Anyway, Joe Barton considers himself a learned man, and part of being learned, nowadays, means recognizing that climate change is happening. But it's not caused by man, because that would make the oil companies sad. He explained it again during the subcommittee debate on whether to allow the Keystone pipeline expansion (Barton is a big supporter, again because oil companies. Sorry—diluted bitumen companies. Where are my manners).
"I would point out that people like me who support hydrocarbon development don't deny that climate is changing," he added. "I think you can have an honest difference of opinion of what's causing that change without automatically being either all in that's all because of mankind or it's all just natural. I think there's a divergence of evidence."A divergence in evidence means, in this case, that Joe Barton's pockets do not get lined with shorebirds or unbleached corals or the deeds to a million sea-level properties, they get filled with oil money, and that is all the evidence Joe Barton needs. Well, that and a little bullshit for the rubes:
Barton then cited the biblical Great Flood as an example of climate change not caused by man.You know what? He's got us there. There are a great many examples of climate change, both fictional and nonfictional, even, that are not the result of humans.
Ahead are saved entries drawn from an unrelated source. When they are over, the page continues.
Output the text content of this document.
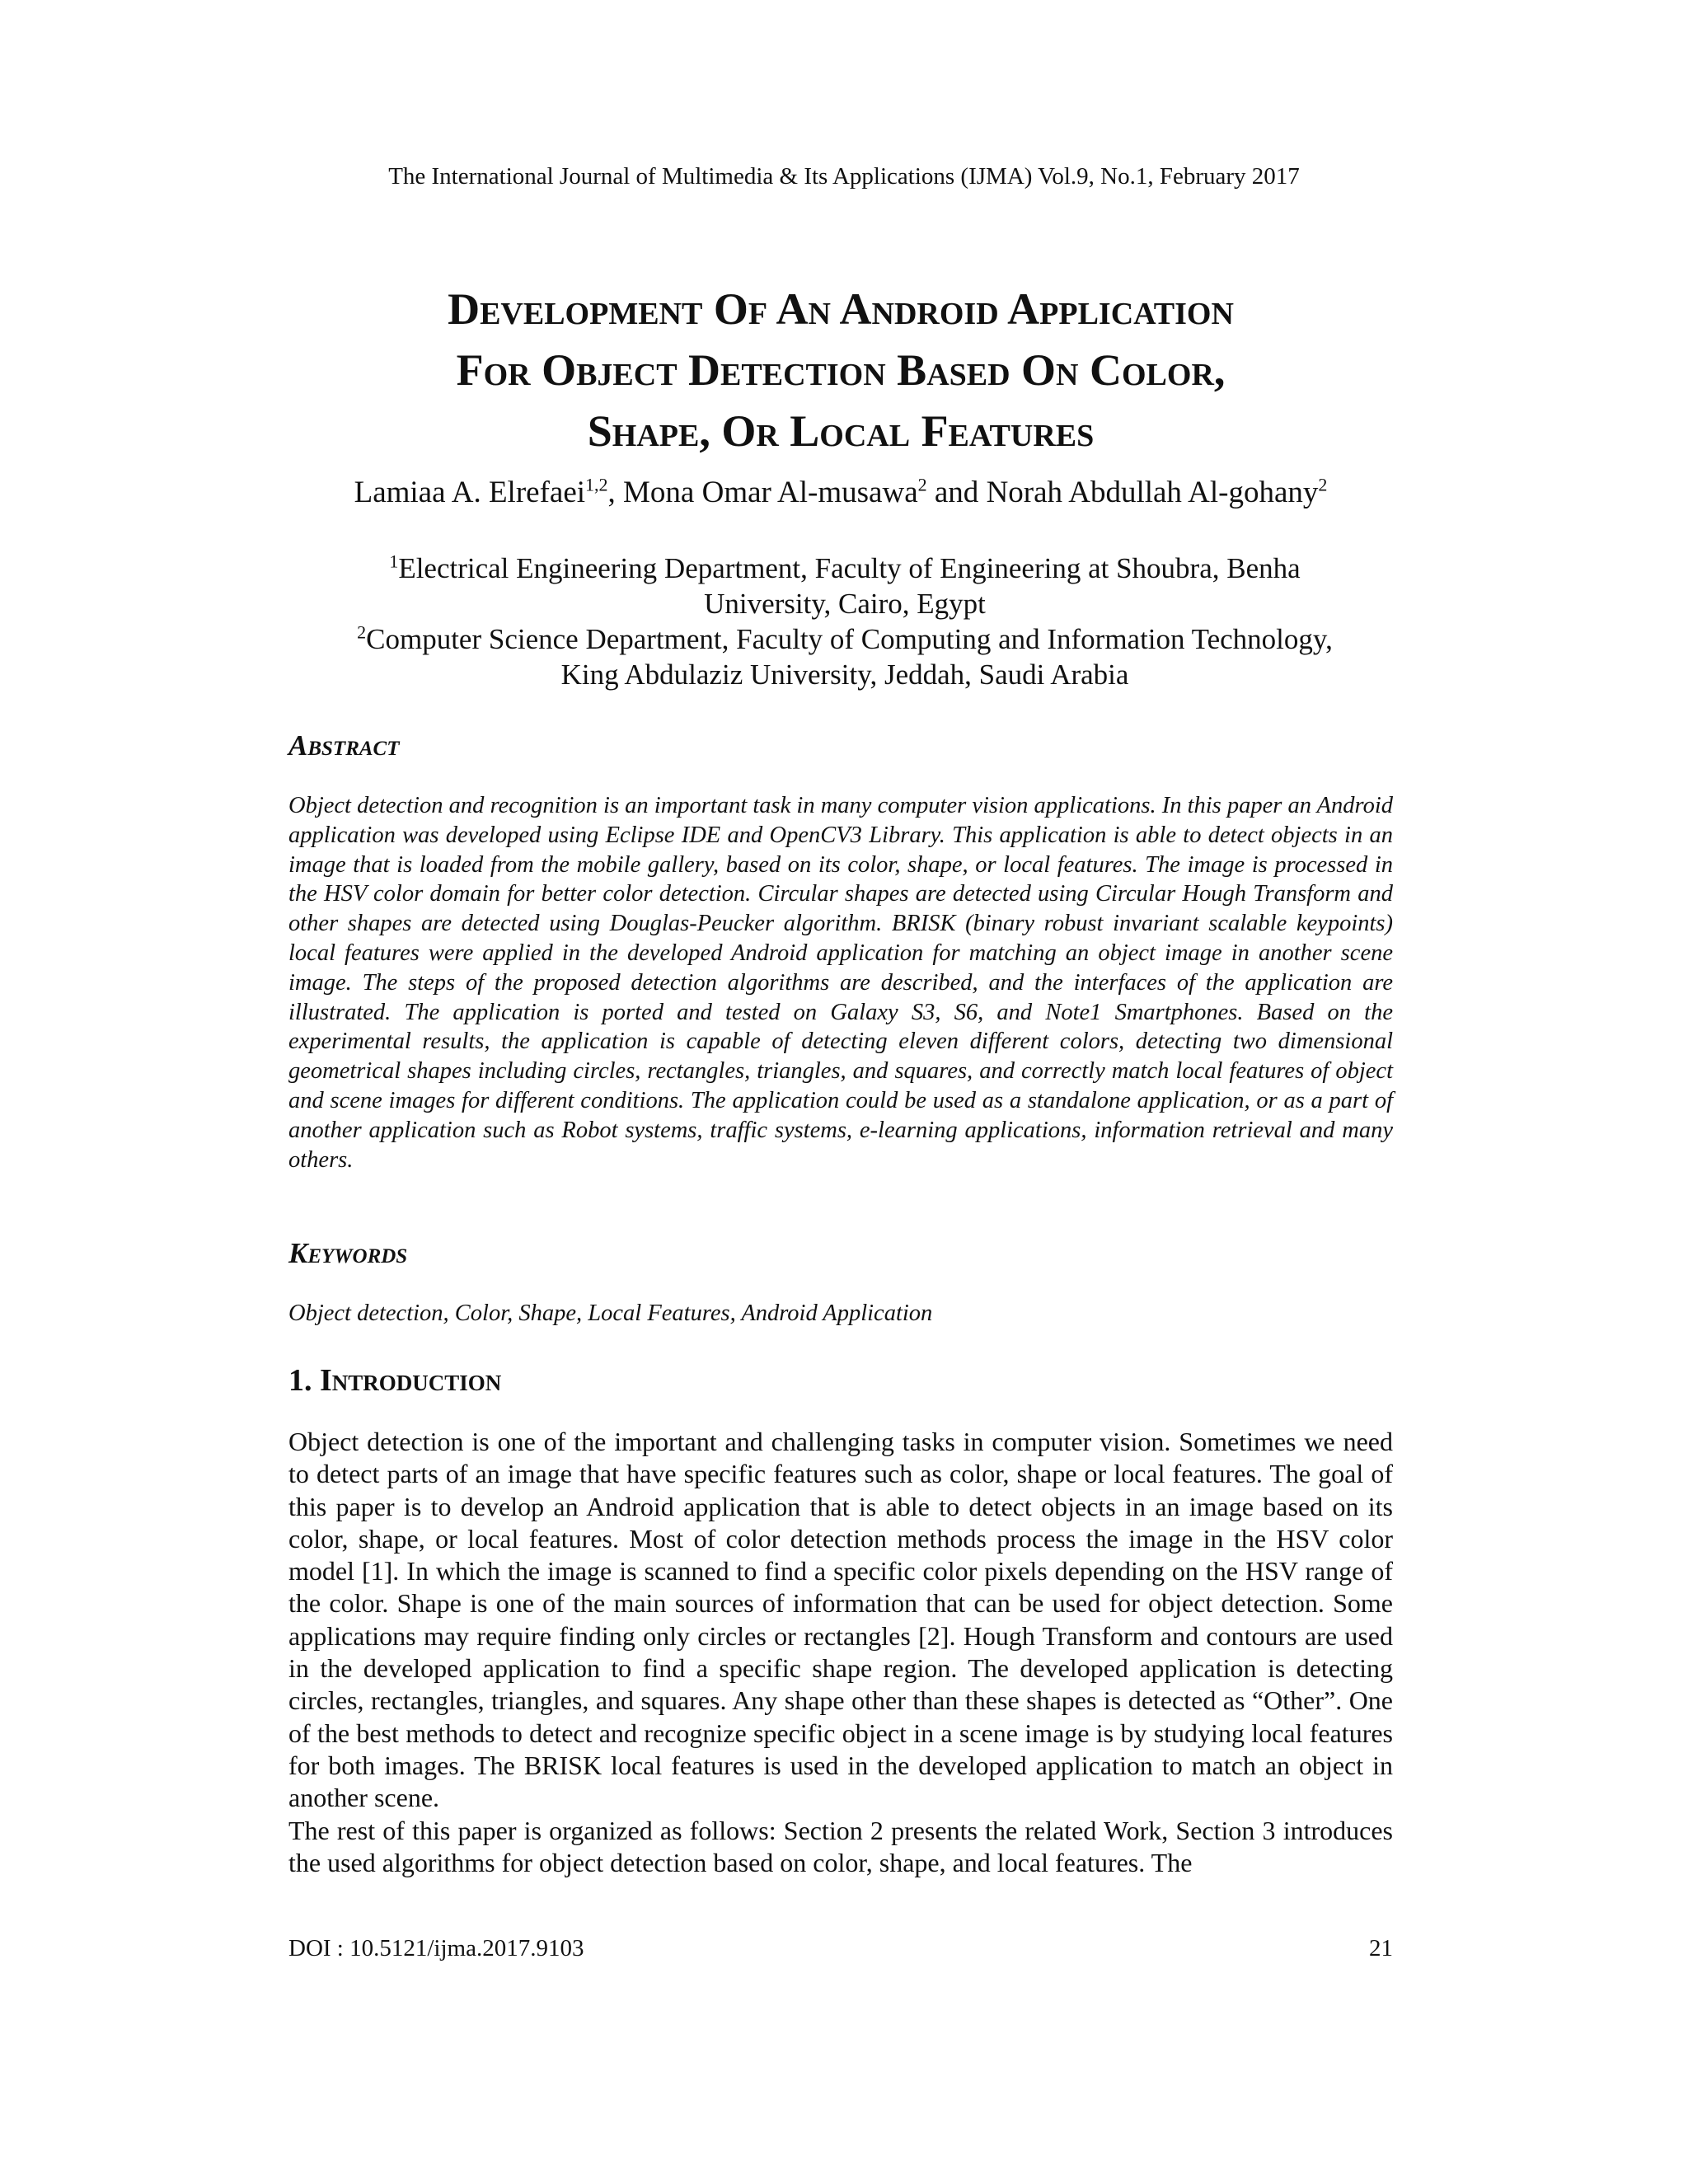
The International Journal of Multimedia & Its Applications (IJMA) Vol.9, No.1, February 2017
Development Of An Android Application
For Object Detection Based On Color,
Shape, Or Local Features
Lamiaa A. Elrefaei$^{1,2}$, Mona Omar Al-musawa$^2$ and Norah Abdullah Al-gohany$^2$
$^1$Electrical Engineering Department, Faculty of Engineering at Shoubra, Benha
University, Cairo, Egypt
$^2$Computer Science Department, Faculty of Computing and Information Technology,
King Abdulaziz University, Jeddah, Saudi Arabia
Abstract

Object detection and recognition is an important task in many computer vision applications. In this paper an Android application was developed using Eclipse IDE and OpenCV3 Library. This application is able to detect objects in an image that is loaded from the mobile gallery, based on its color, shape, or local features. The image is processed in the HSV color domain for better color detection. Circular shapes are detected using Circular Hough Transform and other shapes are detected using Douglas-Peucker algorithm. BRISK (binary robust invariant scalable keypoints) local features were applied in the developed Android application for matching an object image in another scene image. The steps of the proposed detection algorithms are described, and the interfaces of the application are illustrated. The application is ported and tested on Galaxy S3, S6, and Note1 Smartphones. Based on the experimental results, the application is capable of detecting eleven different colors, detecting two dimensional geometrical shapes including circles, rectangles, triangles, and squares, and correctly match local features of object and scene images for different conditions. The application could be used as a standalone application, or as a part of another application such as Robot systems, traffic systems, e-learning applications, information retrieval and many others.

Keywords

Object detection, Color, Shape, Local Features, Android Application

1. Introduction

Object detection is one of the important and challenging tasks in computer vision. Sometimes we need to detect parts of an image that have specific features such as color, shape or local features. The goal of this paper is to develop an Android application that is able to detect objects in an image based on its color, shape, or local features. Most of color detection methods process the image in the HSV color model [1]. In which the image is scanned to find a specific color pixels depending on the HSV range of the color. Shape is one of the main sources of information that can be used for object detection. Some applications may require finding only circles or rectangles [2]. Hough Transform and contours are used in the developed application to find a specific shape region. The developed application is detecting circles, rectangles, triangles, and squares. Any shape other than these shapes is detected as “Other”. One of the best methods to detect and recognize specific object in a scene image is by studying local features for both images. The BRISK local features is used in the developed application to match an object in another scene.

The rest of this paper is organized as follows: Section 2 presents the related Work, Section 3 introduces the used algorithms for object detection based on color, shape, and local features. The

DOI : 10.5121/ijma.2017.9103	21
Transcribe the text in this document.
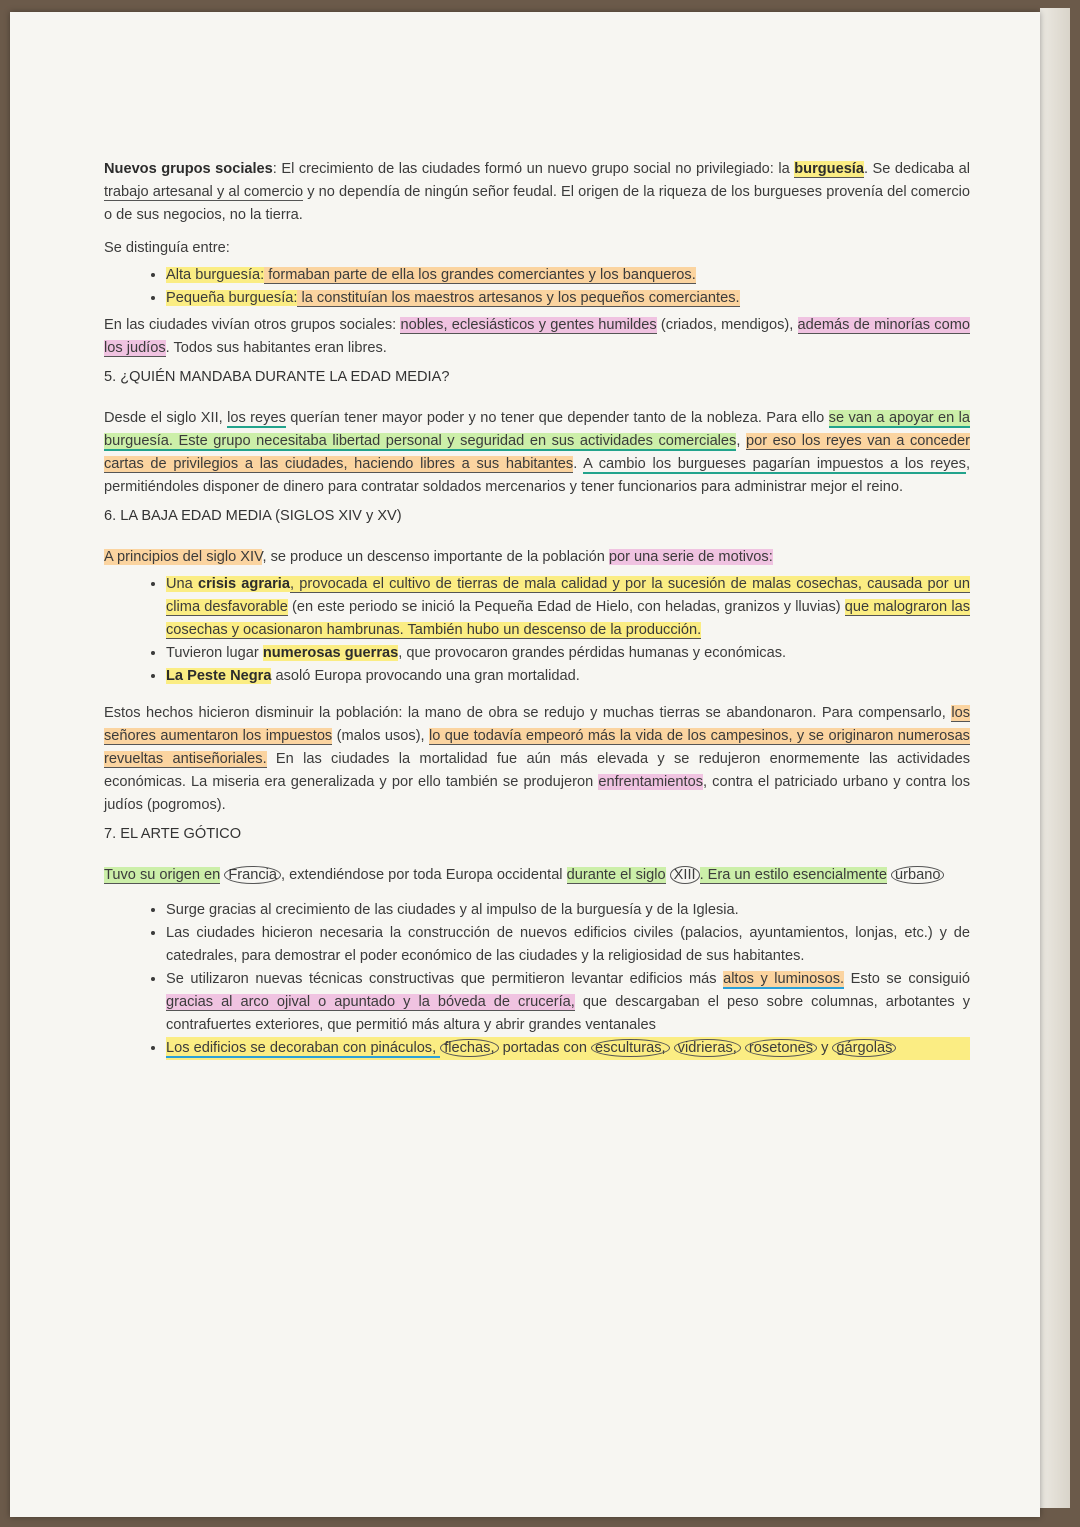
Nuevos grupos sociales: El crecimiento de las ciudades formó un nuevo grupo social no privilegiado: la burguesía. Se dedicaba al trabajo artesanal y al comercio y no dependía de ningún señor feudal. El origen de la riqueza de los burgueses provenía del comercio o de sus negocios, no la tierra.

Se distinguía entre:

• Alta burguesía: formaban parte de ella los grandes comerciantes y los banqueros.
• Pequeña burguesía: la constituían los maestros artesanos y los pequeños comerciantes.

En las ciudades vivían otros grupos sociales: nobles, eclesiásticos y gentes humildes (criados, mendigos), además de minorías como los judíos. Todos sus habitantes eran libres.

5. ¿QUIÉN MANDABA DURANTE LA EDAD MEDIA?

Desde el siglo XII, los reyes querían tener mayor poder y no tener que depender tanto de la nobleza. Para ello se van a apoyar en la burguesía. Este grupo necesitaba libertad personal y seguridad en sus actividades comerciales, por eso los reyes van a conceder cartas de privilegios a las ciudades, haciendo libres a sus habitantes. A cambio los burgueses pagarían impuestos a los reyes, permitiéndoles disponer de dinero para contratar soldados mercenarios y tener funcionarios para administrar mejor el reino.

6. LA BAJA EDAD MEDIA (SIGLOS XIV y XV)

A principios del siglo XIV, se produce un descenso importante de la población por una serie de motivos:

• Una crisis agraria, provocada el cultivo de tierras de mala calidad y por la sucesión de malas cosechas, causada por un clima desfavorable (en este periodo se inició la Pequeña Edad de Hielo, con heladas, granizos y lluvias) que malograron las cosechas y ocasionaron hambrunas. También hubo un descenso de la producción.
• Tuvieron lugar numerosas guerras, que provocaron grandes pérdidas humanas y económicas.
• La Peste Negra asoló Europa provocando una gran mortalidad.

Estos hechos hicieron disminuir la población: la mano de obra se redujo y muchas tierras se abandonaron. Para compensarlo, los señores aumentaron los impuestos (malos usos), lo que todavía empeoró más la vida de los campesinos, y se originaron numerosas revueltas antiseñoriales. En las ciudades la mortalidad fue aún más elevada y se redujeron enormemente las actividades económicas. La miseria era generalizada y por ello también se produjeron enfrentamientos, contra el patriciado urbano y contra los judíos (pogromos).

7. EL ARTE GÓTICO

Tuvo su origen en Francia , extendiéndose por toda Europa occidental durante el siglo XIII . Era un estilo esencialmente urbano

• Surge gracias al crecimiento de las ciudades y al impulso de la burguesía y de la Iglesia.
• Las ciudades hicieron necesaria la construcción de nuevos edificios civiles (palacios, ayuntamientos, lonjas, etc.) y de catedrales, para demostrar el poder económico de las ciudades y la religiosidad de sus habitantes.
• Se utilizaron nuevas técnicas constructivas que permitieron levantar edificios más altos y luminosos. Esto se consiguió gracias al arco ojival o apuntado y la bóveda de crucería, que descargaban el peso sobre columnas, arbotantes y contrafuertes exteriores, que permitió más altura y abrir grandes ventanales
• Los edificios se decoraban con pináculos, flechas, portadas con esculturas, vidrieras, rosetones y gárgolas
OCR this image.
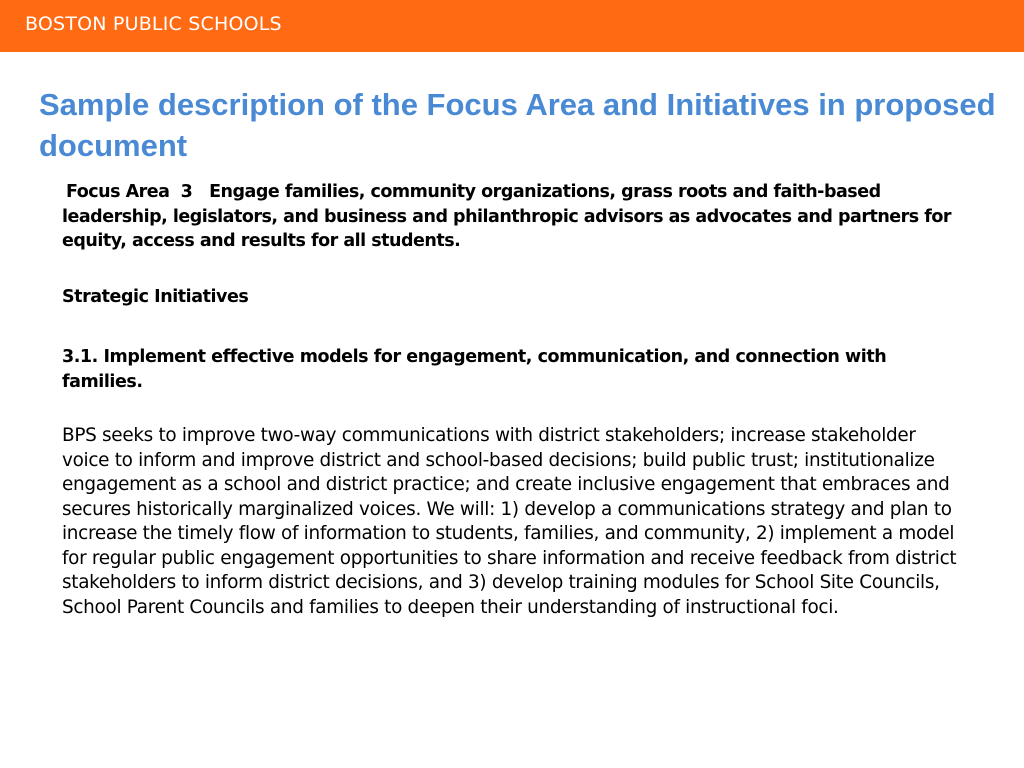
BOSTON PUBLIC SCHOOLS
Sample description of the Focus Area and Initiatives in proposed document

Focus Area  3   Engage families, community organizations, grass roots and faith-based leadership, legislators, and business and philanthropic advisors as advocates and partners for equity, access and results for all students.

Strategic Initiatives

3.1. Implement effective models for engagement, communication, and connection with families.

BPS seeks to improve two-way communications with district stakeholders; increase stakeholder voice to inform and improve district and school-based decisions; build public trust; institutionalize engagement as a school and district practice; and create inclusive engagement that embraces and secures historically marginalized voices. We will: 1) develop a communications strategy and plan to increase the timely flow of information to students, families, and community, 2) implement a model for regular public engagement opportunities to share information and receive feedback from district stakeholders to inform district decisions, and 3) develop training modules for School Site Councils, School Parent Councils and families to deepen their understanding of instructional foci.
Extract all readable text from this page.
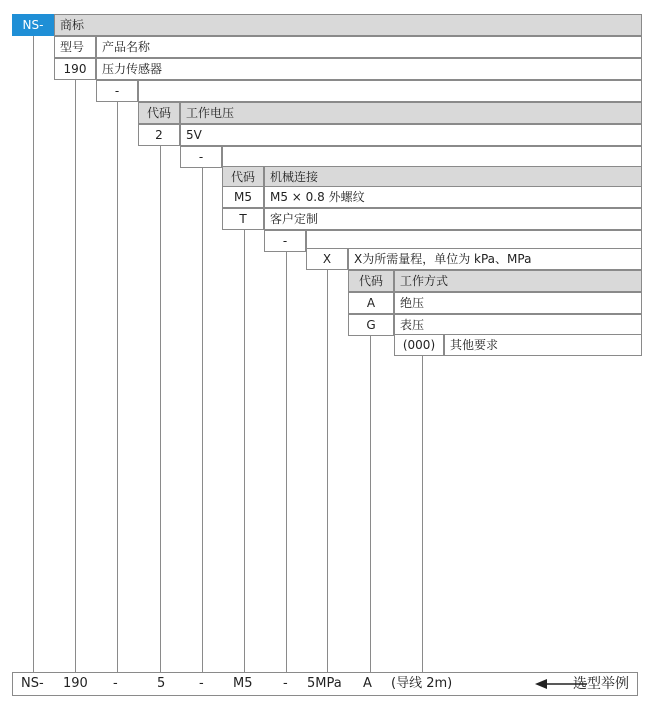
NS-	商标
型号	产品名称
190	压力传感器
-
代码	工作电压
2	5V
-
代码	机械连接
M5	M5 × 0.8 外螺纹
T	客户定制
-
X	X为所需量程，单位为 kPa、MPa
代码	工作方式
A	绝压
G	表压
(000)	其他要求
NS- 190 -	5	- M5 - 5MPa A (导线 2m)	选型举例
Why that provides evidence that no climate change could possibly be the result of hydrocarbon-based chemical reactions may seem elusive, but I am sure Joe Barton would tell you that the answer can be found in his pockets.
"I would point out that if you're a believer in in the Bible, one would have to say the Great Flood is an example of climate change and that certainly wasn't because mankind had overdeveloped hydrocarbon energy."